“Supergirl,” an action-adventure drama about the “hot” 24- year-old cousin of Superman who decides to embrace her superhuman abilities after keeping them a secret during her first 12 years on Earth, premieres at 8:31 p.m. Monday on CBS.
Even before the first episode aired it gained national attention as Republican presidential candidate Jeb Bush, in answer to a media question, described the series star as “hot.” He’d seen her on a TV commercial advertising the upcoming series.
“Supergirl’s” roots date back to the May 1959 edition of Action Comics, which spawned a 1984 film starring Helen Slater, who makes a cameo appearance in tonight’s episode.
“Supergirl” received a spot on the CBS schedule in part because of what CBS Entertainment Chairman Nina Tassler called a “fantastic pitch” by executive producers Greg Berlanti and Ali Adler.
“We were really excited and interested to hear the pitch,” Tassler said during CBS’ portion of the Television Critics Association Summer Press Tour.
“By the end of it, literally we fell in love with the character. We fell in love with the story. She’s eminently relatable. The journey they were taking the character we felt just spoke to sort of where today’s generation is.
“We also really responded to the fact that it had a very broad appeal, so we felt that we could have genre fans but we also felt … it was a great workplace comedy.”
Tassler said she is confident “Supergirl” will both “bring in new viewers” to CBS and be “very appealing to our big CBS fans.”
Melissa Benoist stars as Kara Danvers, a latte-fetching assistant to media mogul Cat Grant (Calista Flockhart). When her foster sister Alex (Chyler Leigh) is on an airplane experiencing engine trouble, Danvers uses her super powers to bring the plane to a safe landing.
The cast also includes Mehcad Brooks as Pulitzer Prize-winning Daily Planet photographer James Olson, the newly hired art director of the National City Tribune, one of Grant’s media holdings, and Jeremy Jordan as information technology technician Winn Scott.
Benoist was previously best known for her portrayal of transfer student Marley Rose on the fourth and fifth seasons of Fox’s musical comedy-drama “Glee.” She was the first person to audition for the role of Kara Danvers, according to executive producer Andrew Kreisberg.

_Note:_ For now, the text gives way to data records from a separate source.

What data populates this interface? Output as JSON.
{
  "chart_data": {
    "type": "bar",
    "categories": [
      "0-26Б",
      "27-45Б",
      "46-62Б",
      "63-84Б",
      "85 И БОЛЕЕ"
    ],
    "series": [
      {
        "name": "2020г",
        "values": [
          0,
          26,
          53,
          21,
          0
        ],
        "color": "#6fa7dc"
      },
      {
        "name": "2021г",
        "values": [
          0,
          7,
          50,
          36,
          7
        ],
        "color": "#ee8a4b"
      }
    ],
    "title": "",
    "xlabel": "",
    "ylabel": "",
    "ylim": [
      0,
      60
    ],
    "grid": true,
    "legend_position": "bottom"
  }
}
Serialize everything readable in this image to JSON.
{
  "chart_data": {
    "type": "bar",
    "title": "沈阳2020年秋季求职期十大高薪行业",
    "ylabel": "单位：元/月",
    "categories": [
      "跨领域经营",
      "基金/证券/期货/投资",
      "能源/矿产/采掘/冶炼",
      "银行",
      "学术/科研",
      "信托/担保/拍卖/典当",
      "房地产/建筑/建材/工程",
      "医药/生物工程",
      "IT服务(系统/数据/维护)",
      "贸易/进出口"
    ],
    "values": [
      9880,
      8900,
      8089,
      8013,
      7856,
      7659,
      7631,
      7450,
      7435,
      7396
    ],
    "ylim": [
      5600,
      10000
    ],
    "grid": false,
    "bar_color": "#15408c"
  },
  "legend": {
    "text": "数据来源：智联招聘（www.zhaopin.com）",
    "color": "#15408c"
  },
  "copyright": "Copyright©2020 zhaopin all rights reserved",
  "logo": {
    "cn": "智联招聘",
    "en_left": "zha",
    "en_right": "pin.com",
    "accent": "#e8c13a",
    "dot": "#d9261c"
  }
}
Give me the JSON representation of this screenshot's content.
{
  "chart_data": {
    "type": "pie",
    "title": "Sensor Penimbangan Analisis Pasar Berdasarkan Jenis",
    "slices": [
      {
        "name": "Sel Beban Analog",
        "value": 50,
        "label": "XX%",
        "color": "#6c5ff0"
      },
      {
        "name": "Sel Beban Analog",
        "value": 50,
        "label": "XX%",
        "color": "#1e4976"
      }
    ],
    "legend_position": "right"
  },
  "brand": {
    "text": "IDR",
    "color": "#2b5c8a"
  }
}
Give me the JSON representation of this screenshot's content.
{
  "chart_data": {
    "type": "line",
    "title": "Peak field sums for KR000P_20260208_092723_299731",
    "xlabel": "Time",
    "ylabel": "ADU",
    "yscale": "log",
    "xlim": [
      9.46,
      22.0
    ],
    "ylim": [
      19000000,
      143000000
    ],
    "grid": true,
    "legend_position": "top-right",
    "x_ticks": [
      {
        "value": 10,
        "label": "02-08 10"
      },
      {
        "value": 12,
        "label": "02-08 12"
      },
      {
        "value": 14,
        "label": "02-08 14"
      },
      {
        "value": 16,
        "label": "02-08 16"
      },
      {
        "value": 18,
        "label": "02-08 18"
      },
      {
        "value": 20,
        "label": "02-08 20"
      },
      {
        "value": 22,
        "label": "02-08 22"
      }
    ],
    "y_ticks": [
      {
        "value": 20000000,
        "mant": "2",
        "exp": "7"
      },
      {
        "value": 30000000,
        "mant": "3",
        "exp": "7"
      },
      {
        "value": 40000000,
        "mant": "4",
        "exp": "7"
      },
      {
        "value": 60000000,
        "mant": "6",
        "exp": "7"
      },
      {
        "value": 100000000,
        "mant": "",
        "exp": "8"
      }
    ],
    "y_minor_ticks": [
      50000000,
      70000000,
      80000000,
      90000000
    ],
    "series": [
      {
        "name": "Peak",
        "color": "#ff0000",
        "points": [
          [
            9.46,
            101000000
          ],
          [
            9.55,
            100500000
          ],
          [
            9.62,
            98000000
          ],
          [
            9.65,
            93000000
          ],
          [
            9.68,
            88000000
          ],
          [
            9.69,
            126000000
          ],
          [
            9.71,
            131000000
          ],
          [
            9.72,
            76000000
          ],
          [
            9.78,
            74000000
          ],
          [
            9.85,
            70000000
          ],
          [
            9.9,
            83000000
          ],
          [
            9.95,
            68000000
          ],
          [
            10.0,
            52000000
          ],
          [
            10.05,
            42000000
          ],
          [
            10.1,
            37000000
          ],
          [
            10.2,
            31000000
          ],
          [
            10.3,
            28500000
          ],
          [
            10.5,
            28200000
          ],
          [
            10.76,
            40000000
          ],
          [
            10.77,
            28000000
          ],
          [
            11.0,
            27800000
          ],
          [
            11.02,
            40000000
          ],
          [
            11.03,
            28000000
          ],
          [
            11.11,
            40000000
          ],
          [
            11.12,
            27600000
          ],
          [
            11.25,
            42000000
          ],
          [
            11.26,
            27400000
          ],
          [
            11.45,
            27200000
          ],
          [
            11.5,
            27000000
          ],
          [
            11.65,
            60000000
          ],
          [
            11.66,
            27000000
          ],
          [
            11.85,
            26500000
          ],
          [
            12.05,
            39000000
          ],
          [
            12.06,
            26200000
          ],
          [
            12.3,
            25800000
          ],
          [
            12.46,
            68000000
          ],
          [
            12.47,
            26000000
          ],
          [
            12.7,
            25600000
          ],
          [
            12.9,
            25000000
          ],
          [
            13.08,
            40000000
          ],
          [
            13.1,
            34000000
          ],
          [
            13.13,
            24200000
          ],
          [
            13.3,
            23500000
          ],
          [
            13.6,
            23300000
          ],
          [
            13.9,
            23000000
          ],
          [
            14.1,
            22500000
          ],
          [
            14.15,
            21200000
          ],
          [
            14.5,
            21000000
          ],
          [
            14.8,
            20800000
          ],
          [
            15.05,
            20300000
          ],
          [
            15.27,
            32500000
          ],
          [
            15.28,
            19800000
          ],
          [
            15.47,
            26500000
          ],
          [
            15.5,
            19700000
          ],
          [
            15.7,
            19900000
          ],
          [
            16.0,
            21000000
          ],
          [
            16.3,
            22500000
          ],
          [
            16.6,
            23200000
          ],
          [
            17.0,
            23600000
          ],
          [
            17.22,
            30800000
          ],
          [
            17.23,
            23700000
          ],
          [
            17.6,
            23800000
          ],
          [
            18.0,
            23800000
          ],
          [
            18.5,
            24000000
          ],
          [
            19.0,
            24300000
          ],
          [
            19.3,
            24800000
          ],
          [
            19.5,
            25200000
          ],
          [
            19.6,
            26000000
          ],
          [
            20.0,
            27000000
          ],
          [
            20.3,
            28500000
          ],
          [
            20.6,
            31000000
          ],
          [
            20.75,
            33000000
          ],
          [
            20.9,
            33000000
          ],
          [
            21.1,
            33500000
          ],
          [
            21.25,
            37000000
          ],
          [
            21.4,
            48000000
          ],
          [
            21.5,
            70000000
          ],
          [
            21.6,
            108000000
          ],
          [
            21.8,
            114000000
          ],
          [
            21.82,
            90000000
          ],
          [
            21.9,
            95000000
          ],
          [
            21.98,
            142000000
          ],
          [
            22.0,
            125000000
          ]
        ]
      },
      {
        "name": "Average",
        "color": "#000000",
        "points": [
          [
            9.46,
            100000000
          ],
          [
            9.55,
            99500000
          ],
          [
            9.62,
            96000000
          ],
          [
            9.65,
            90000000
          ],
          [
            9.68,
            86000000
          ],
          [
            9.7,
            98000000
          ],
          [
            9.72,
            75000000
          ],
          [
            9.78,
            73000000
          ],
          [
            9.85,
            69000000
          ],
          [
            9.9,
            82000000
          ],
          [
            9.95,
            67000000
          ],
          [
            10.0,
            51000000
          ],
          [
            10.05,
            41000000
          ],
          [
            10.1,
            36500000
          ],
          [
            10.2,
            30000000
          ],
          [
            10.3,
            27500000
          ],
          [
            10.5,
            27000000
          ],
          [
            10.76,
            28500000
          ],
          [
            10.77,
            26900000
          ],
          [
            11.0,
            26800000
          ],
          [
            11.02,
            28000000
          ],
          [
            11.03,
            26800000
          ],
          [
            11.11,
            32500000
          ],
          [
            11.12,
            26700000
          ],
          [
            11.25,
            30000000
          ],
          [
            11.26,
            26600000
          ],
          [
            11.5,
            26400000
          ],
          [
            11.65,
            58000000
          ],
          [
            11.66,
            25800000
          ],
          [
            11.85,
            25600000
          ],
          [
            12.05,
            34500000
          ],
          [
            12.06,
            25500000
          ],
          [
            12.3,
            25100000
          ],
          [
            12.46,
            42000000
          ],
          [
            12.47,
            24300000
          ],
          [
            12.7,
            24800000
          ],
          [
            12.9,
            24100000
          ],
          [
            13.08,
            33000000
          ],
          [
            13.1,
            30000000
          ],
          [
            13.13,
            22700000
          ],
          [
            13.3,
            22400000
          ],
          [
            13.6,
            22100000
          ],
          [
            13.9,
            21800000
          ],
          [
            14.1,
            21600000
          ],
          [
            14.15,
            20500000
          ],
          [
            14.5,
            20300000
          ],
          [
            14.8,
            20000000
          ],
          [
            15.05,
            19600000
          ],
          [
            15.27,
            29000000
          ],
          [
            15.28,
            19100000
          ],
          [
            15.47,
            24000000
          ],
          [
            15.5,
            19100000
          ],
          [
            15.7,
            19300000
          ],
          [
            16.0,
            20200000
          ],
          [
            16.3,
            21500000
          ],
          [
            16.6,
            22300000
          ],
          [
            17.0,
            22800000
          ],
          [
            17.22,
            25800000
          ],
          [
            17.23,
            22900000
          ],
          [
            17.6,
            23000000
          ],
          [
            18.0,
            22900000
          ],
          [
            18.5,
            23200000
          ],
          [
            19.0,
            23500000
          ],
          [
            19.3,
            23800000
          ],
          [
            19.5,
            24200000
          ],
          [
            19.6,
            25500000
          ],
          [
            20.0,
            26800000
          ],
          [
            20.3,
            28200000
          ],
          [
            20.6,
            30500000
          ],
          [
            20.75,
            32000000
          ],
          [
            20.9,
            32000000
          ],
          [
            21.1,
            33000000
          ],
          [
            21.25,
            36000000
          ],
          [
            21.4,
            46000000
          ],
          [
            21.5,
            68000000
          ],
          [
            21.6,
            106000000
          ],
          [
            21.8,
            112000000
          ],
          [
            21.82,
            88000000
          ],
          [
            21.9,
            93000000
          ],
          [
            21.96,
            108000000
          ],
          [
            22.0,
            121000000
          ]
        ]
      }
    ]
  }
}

“As soon as we saw her, we just knew she was the one,” Kreisberg said. “She had the strength, the hope, the heart, the humor and just that instant likability.”
Supergirl will be put “in situations where she isn’t all powerful, so that you can root for her,” said Kreisberg, who co-wrote the script for tonight’s episode with Berlanti and Adler.
“I think sometimes there’s a tendency with Superman to sort of make him so powerful that there isn’t any danger,” Kreisberg said. “Going in week in, week out you want to feel like Supergirl might not survive any of these things. A lot of that is based on the comics (where) there are plenty of things besides Kryptonite that can take her down.”
Berlanti, who is also an executive producer of two CW series based on DC Comics superheroes, “Arrow” and “The Flash,” told City News Service that “Supergirl’s” producers “made a promise to ourselves” that its action sequences won’t be different than his other series because it features a woman.
“Where Supergirl gets a thrashing, Flash or Arrow would have gotten a thrashing,” Berlanti said. “When (she comes) through in the end, its where our male heroes would have come through in the end.
“It was interesting in testing to watch the audience’s response to that. At the thrashing Supergirl got, they were uncomfortable. They hadn’t seen a lot of that. They were equally satisfied by her victory in the end. It gave us the confidence to go forward and replicate that, to not hold back because this happens to be about a woman.”